By inhibiting intestinal glucosidases, α-glucosidase inhibitors result in delayed carbohydrate absorption and flattening of the postprandial glucose curve. Despite consistent results on improved glycemia with these agents, the majority of studies demonstrated no effect on lipid profile, blood pressure, or microalbuminuria (9). In the STOP-NIDDM study, acarbose therapy was alleged to be associated with decreased rates of MI (40). However, these findings were profoundly questioned because of study design and mainly the very small number of subjects included. Thus, large and well-designed trials examining clinical end points with α-glucosidase inhibitors are lacking.

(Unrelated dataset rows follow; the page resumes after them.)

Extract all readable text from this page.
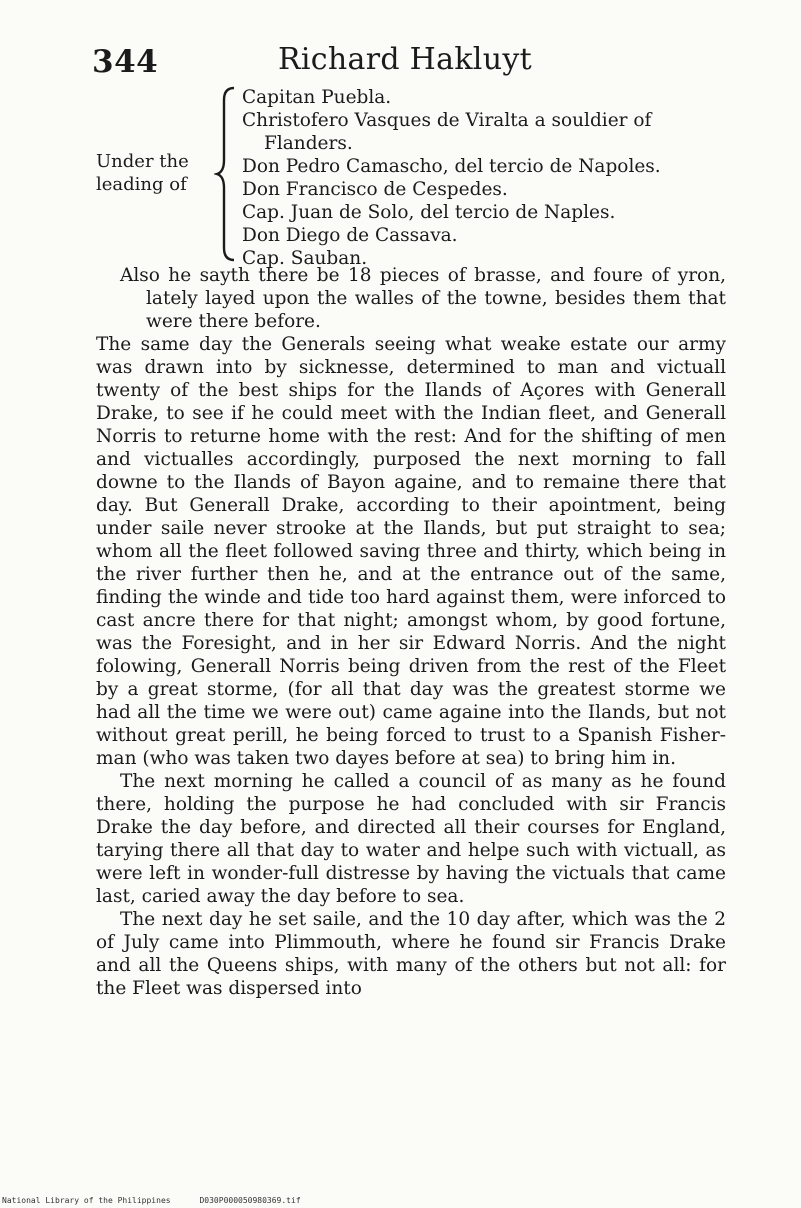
344	Richard Hakluyt
Under the leading of
Capitan Puebla.
Christofero Vasques de Viralta a souldier of Flanders.
Don Pedro Camascho, del tercio de Napoles.
Don Francisco de Cespedes.
Cap. Juan de Solo, del tercio de Naples.
Don Diego de Cassava.
Cap. Sauban.

Also he sayth there be 18 pieces of brasse, and foure of yron, lately layed upon the walles of the towne, besides them that were there before.

The same day the Generals seeing what weake estate our army was drawn into by sicknesse, determined to man and victuall twenty of the best ships for the Ilands of Açores with Generall Drake, to see if he could meet with the Indian fleet, and Generall Norris to returne home with the rest: And for the shifting of men and victualles accordingly, purposed the next morning to fall downe to the Ilands of Bayon againe, and to remaine there that day. But Generall Drake, according to their apointment, being under saile never strooke at the Ilands, but put straight to sea; whom all the fleet followed saving three and thirty, which being in the river further then he, and at the entrance out of the same, finding the winde and tide too hard against them, were inforced to cast ancre there for that night; amongst whom, by good fortune, was the Foresight, and in her sir Edward Norris. And the night folowing, Generall Norris being driven from the rest of the Fleet by a great storme, (for all that day was the greatest storme we had all the time we were out) came againe into the Ilands, but not without great perill, he being forced to trust to a Spanish Fisher-man (who was taken two dayes before at sea) to bring him in.

The next morning he called a council of as many as he found there, holding the purpose he had concluded with sir Francis Drake the day before, and directed all their courses for England, tarying there all that day to water and helpe such with victuall, as were left in wonder-full distresse by having the victuals that came last, caried away the day before to sea.

The next day he set saile, and the 10 day after, which was the 2 of July came into Plimmouth, where he found sir Francis Drake and all the Queens ships, with many of the others but not all: for the Fleet was dispersed into

National Library of the Philippines	D030P000050980369.tif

Finally, there is no clear evidence that good glycemic control improves macrovascular complication risk. Despite the large amount of data on the effects of OHAs on different metabolic and clinical surrogate markers, the evidence for favorable cardiovascular clinical outcome is relatively sparse. Nevertheless, there are serious safety concerns for some OHAs, such as sulfonylureas and TZDs. Additional studies are needed to further characterize the benefits and impairments of the commonly used OHAs.

No potential conflicts of interest relevant to this article were reported.